Ее губы, мягкие, розовые, чуть вспухшие, будто от долгих поцелуев. Ее брови, удивленные, насмешливые. Ее волосы, черные как смоль, тугие, блестящие. Ее кожа, смуглая, бархатная, персиково-румяная. Ее глаза, большие, влажные, в окружении по-детски пушистых ресниц…
Глаза те,
Губы те, улыбка другая!
А запах тот же! Дикий жасмин, зацветший в мае. От Кары всегда им пахло. Даже когда она душилась мускусными духами, опрыскивалась цитрусовым дезодорантом, жевала мятную жвачку, мазала тело кокосовым молочком…
Так было раньше, так происходило и сейчас…
Несколько минут назад, например, она выкупалась в пене «Молоко и мед», а от нее все равно пахло жасмином. Только на сей раз к запаху цветов прибавился легкий аромат ментола — это запахла сигарета, которую она прикурила…
— Раньше ты не курила, — хриплым — не своим — голосом проговорил Андрей.
— Я раньше много чего не делала, Андрюша. — Только она могла так нежно, с певучим «ю», мягким «ш», произносить его имя. — В этом-то и проблема…
Кара жадно затянулась, нервно убрала с лица влажные волосы. Глаза ее вновь увлажнились, но она сдержалась и не заплакала.
— Я искал тебя, — выдохнул Андрей. — Все эти годы искал…
— Ты же знаешь, меня нельзя найти…
— Можно только случайно встретить. Я знаю.
Он поднялся с кресла, сделал шаг по направлению к окну, но Кара, услышав за спиной движение, резко обернулась и, тряхнув головой, прошептала:
— Не надо, не подходи!
— Но почему?
— Запачкаешься.
— Что за глупости? — Он нахмурился. — Ты же только из ванной…

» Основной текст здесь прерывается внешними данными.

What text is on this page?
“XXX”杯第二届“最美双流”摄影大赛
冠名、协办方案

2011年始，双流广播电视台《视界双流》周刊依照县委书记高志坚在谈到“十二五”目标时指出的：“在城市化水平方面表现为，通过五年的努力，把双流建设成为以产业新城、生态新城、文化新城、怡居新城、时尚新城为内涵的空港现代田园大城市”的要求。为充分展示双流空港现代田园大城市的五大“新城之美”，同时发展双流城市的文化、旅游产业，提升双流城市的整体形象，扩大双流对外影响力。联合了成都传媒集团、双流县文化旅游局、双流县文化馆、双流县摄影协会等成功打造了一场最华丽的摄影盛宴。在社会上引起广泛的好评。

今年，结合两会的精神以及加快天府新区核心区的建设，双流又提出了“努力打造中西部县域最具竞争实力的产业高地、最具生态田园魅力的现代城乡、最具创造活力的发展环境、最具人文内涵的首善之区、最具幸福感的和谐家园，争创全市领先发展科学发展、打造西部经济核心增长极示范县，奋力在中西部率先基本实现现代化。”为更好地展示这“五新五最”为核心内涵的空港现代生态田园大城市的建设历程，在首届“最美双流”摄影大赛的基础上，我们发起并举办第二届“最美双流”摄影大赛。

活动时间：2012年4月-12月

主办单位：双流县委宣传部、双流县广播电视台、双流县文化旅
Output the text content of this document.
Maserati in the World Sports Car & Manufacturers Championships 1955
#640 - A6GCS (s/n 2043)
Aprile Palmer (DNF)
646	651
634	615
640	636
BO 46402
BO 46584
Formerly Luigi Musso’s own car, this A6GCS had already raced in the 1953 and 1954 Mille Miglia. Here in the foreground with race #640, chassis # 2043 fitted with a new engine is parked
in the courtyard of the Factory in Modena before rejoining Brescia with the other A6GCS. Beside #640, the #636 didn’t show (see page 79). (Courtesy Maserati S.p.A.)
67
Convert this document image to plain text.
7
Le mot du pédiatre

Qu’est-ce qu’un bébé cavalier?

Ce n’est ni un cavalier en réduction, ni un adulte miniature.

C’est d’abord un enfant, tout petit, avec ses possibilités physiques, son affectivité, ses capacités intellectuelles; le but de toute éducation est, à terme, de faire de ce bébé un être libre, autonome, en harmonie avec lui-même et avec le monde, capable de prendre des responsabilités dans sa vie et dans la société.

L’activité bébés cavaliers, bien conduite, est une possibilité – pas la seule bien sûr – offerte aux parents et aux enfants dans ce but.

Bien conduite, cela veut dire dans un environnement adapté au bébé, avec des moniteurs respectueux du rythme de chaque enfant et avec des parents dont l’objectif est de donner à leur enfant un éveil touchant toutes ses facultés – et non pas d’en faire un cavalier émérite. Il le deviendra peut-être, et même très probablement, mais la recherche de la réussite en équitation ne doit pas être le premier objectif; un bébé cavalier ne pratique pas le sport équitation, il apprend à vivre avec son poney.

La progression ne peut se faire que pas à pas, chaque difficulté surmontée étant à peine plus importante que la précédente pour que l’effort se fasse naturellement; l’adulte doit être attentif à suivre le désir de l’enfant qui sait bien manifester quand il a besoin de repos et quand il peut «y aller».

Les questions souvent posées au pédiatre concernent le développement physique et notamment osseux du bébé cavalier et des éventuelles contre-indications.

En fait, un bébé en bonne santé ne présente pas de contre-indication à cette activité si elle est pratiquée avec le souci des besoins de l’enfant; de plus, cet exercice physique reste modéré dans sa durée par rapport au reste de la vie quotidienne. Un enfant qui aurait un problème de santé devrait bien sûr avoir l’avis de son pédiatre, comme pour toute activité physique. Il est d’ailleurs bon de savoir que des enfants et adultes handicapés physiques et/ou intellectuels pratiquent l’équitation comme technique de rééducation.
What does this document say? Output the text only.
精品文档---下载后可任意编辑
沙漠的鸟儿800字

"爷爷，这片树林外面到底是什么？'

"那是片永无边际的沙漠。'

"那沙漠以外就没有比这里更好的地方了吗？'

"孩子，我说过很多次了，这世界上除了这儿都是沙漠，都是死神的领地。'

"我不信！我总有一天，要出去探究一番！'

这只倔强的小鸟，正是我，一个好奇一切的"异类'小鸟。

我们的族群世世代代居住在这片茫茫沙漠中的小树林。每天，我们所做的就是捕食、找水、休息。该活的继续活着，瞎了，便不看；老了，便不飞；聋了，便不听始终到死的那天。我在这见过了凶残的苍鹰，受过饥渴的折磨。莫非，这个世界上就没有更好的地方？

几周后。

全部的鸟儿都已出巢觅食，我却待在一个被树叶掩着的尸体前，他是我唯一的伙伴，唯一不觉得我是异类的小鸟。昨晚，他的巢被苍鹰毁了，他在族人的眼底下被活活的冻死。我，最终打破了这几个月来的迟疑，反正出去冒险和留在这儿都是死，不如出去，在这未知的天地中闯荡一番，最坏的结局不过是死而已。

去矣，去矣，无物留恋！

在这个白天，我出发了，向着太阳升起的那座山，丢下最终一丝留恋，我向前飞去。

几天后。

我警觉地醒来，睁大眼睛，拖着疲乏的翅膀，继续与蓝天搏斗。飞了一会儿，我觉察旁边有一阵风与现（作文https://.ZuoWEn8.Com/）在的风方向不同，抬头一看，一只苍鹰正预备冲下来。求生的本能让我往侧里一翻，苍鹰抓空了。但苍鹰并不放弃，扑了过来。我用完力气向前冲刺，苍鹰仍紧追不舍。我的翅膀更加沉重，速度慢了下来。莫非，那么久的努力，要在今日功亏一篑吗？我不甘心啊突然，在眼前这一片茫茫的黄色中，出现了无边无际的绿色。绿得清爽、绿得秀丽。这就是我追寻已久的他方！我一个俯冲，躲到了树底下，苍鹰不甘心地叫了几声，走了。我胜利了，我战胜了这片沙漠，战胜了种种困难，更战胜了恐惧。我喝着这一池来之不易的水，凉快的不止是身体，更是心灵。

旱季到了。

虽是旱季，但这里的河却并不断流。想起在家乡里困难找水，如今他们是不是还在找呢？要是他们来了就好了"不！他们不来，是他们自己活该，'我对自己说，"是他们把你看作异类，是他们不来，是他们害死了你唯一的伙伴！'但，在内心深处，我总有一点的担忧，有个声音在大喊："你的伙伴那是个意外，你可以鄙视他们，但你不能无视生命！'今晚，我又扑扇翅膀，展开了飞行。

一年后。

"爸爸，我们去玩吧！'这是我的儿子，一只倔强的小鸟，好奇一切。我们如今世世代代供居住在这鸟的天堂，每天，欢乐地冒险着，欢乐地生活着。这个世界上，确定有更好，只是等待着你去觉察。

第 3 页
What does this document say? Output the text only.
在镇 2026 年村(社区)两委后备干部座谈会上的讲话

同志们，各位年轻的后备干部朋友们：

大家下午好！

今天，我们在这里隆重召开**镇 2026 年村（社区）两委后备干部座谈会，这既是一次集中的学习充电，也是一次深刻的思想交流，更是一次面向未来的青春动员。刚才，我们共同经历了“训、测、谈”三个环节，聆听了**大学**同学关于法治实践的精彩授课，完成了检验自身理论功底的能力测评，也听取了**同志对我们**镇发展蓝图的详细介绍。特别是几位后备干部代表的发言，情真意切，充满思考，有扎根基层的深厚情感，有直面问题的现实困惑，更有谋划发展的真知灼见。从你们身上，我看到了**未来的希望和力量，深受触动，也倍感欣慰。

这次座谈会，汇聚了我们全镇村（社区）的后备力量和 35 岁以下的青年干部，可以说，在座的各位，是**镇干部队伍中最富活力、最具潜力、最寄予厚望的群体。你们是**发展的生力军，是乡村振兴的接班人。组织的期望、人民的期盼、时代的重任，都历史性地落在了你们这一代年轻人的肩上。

— Моя грязь водой не смывается…
— Кара, давай не будем…
— Я шлюха, Андрюша! — яростно выкрикнула она. — И не делай вид, что ты этого не понял!
— Я понял, — спокойно парировал он. — Но это ничего не меняет. Ты по-прежнему моя жена. Я люблю тебя. Я хочу быть с тобой.
— Даже после того, как мною попользовались сотни мужчин?
— Даже после этого.
Андрей все же подошел к ней, встал позади, прижавшись к ее спине (она была ниже его на тридцать сантиметров). И на сей раз она не отстранилась, но и к нему не подалась — стояла, как статуя.
— Ты ни в чем не виновата, — сказал Андрей и, склонив голову, как в поклоне, коснулся губами ее влажного затылка. — У тебя не было выбора…
— Выбор всегда есть — смерть!
— Которой ты всегда боялась…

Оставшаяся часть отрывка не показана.